Caelyx is concentrate to be made up into a solution for infusion (drip into a vein). It contains the active substance doxorubicin hydrochloride (2 mg/ml).

What is it used for?

Caelyx is used to treat the following types of cancer in adults:

metastatic breast cancer in patients at risk of heart problems. Metastatic means the cancer has spread to other parts of the body. Caelyx is used on its own for this disease

advanced ovarian cancer cancer of the ovary in women whose previous treatment including a platinum-based anticancer medicine has stopped working

Kaposis sarcoma a cancer of the blood vessels in patients with acquired immune deficiency syndrome AIDS who have very damaged immune systems and extensive sarcoma on the skin, the moist body surfaces or the internal organs

multiple myeloma a cancer of the cells in the bone marrow, in patients with progressive disease who have received at least one other treatment in the past and have already undergone or are unsuitable for a bone marrow transplant. Caelyx is used in combination with bortezomib another anticancer medicine.

The medicine can only be obtained with a prescription.

How is it used?

Caelyx should be given under the supervision of a doctor who is qualified in the use of cytotoxic (cell-killing) medicines. It cannot be interchanged with other medicines containing doxorubicin hydrochloride.

The recommended starting dose of Caelyx for breast or ovarian cancer is 50 mg per square metre body surface area (calculated using the patient’s height and weight) every four weeks for as long as the disease does not get worse and the patient can tolerate the treatment. For Kaposi’s sarcoma, the dose is 20 mg/m every two to three weeks for two to three months, and for multiple myeloma, it is 30 mg/m on day four of each three-week cycle of bortezomib treatment, for as long as the patient continues to benefit from the treatment and can tolerate it.

Treatment should be stopped or the dose reduced in patients who experience certain side effects or who have liver problems. Caelyx is not recommended for patients whose spleen has been removed. For more information, see the package leaflet.

How does it work?

The active substance in Caelyx, doxorubicin hydrochloride, is a cytotoxic medicine that belongs to the group ‘anthracyclines’. It works by interfering with the DNA within cells, preventing them from making more copies of DNA and making proteins. This means that cancer cells cannot divide and eventually die. Caelyx accumulates in areas in the body where the blood vessels have an abnormal shape, such as within tumours, where its action is concentrated.

Doxorubicin hydrochloride has been available since the 1960s.
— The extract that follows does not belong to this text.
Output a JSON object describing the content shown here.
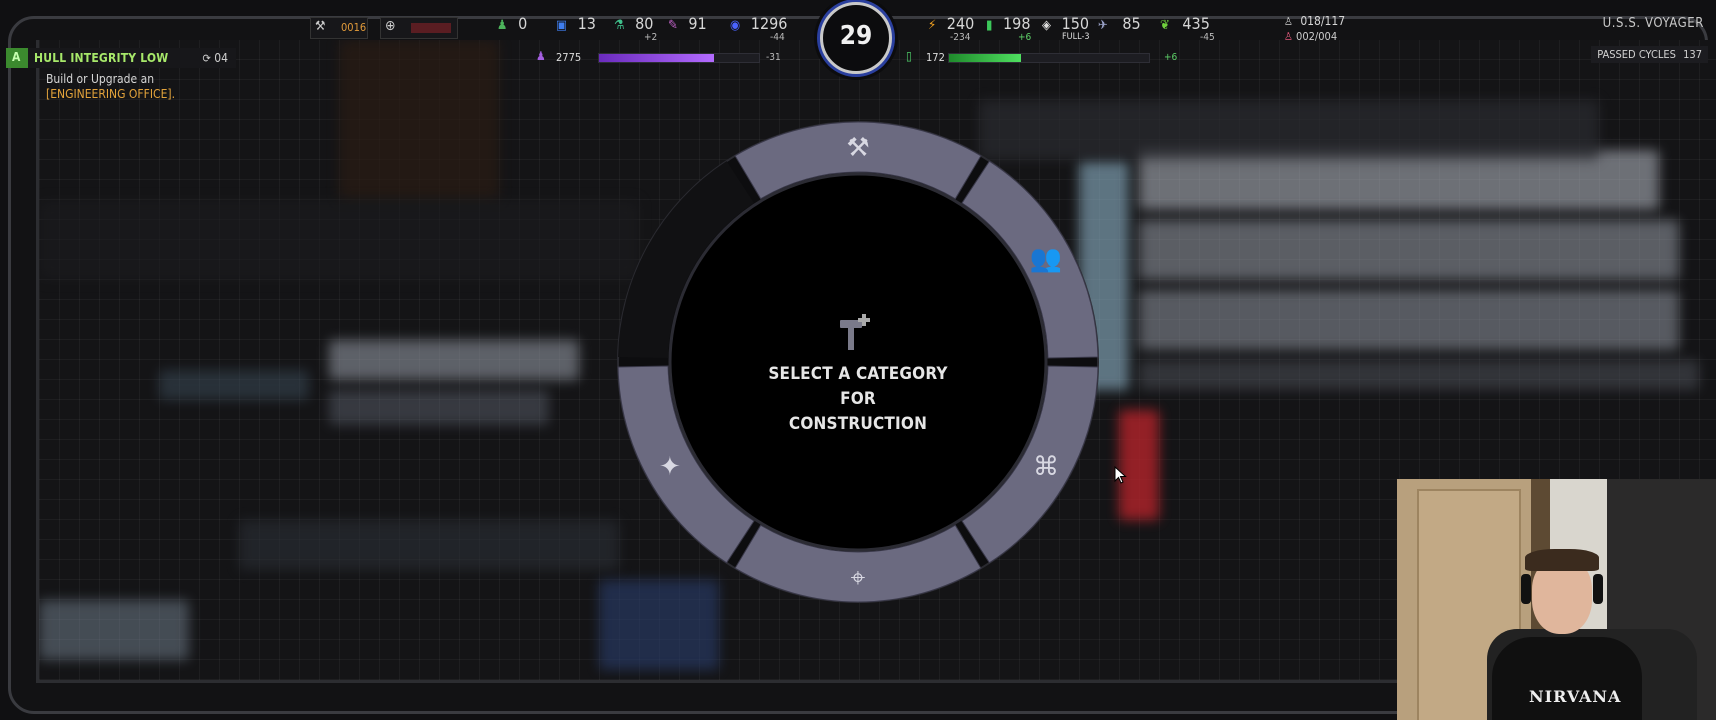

In Caelyx, it is contained in ‘pegylated liposomes’ (tiny fatty spheres that are coated with a chemical called polyethylene glycol). This reduces the rate at which the active substance is broken down, allowing it to circulate in the blood for longer. It also reduces its effects on non-cancer tissues and cells, so it is less likely to cause some side effects.

How has it been studied?

Caelyx has been studied in a total of 2,512 patients in seven main studies.

For metastatic breast cancer, Caelyx has been compared with standard doxorubicin in one main study involving 509 women.

For advanced ovarian cancer, Caelyx has been compared with topotecan (another anticancer medicine) in one study involving 474 women who had received platinum-based chemotherapy in the past.

For AIDS-related Kaposi’s sarcoma, the effectiveness of Caelyx was studied in two main studies involving 384 patients, including 77 who had received treatment before. Further studies compared Caelyx with the combination of doxorubicin, bleomycin and vincristine (other anticancer medicines) in 258 patients and with the combination of bleomycin and vincristine in 241 patients.

For multiple myeloma, the effectiveness of the combination of Caelyx and bortezomib was compared with that of bortezomib alone in 646 patients.

The main measure of effectiveness was time until the disease got worse or, for Kaposi’s sarcoma, the number of patients who responded to treatment.

What benefits has it shown during the studies?

In the treatment of breast cancer, Caelyx was as effective as standard doxorubicin: the time until the disease got worse was around 7.5 months in both groups. However, patients receiving Caelyx were less likely to experience heart problems.

For ovarian cancer, Caelyx was as effective as topotecan in extending time until the disease got worse.

For Kaposi’s sarcoma, around 70% of the patients had a complete or partial response to treatment, with similar results in the study of patients who had been treated before. The additional studies showed that Caelyx was also more effective than the comparator combinations.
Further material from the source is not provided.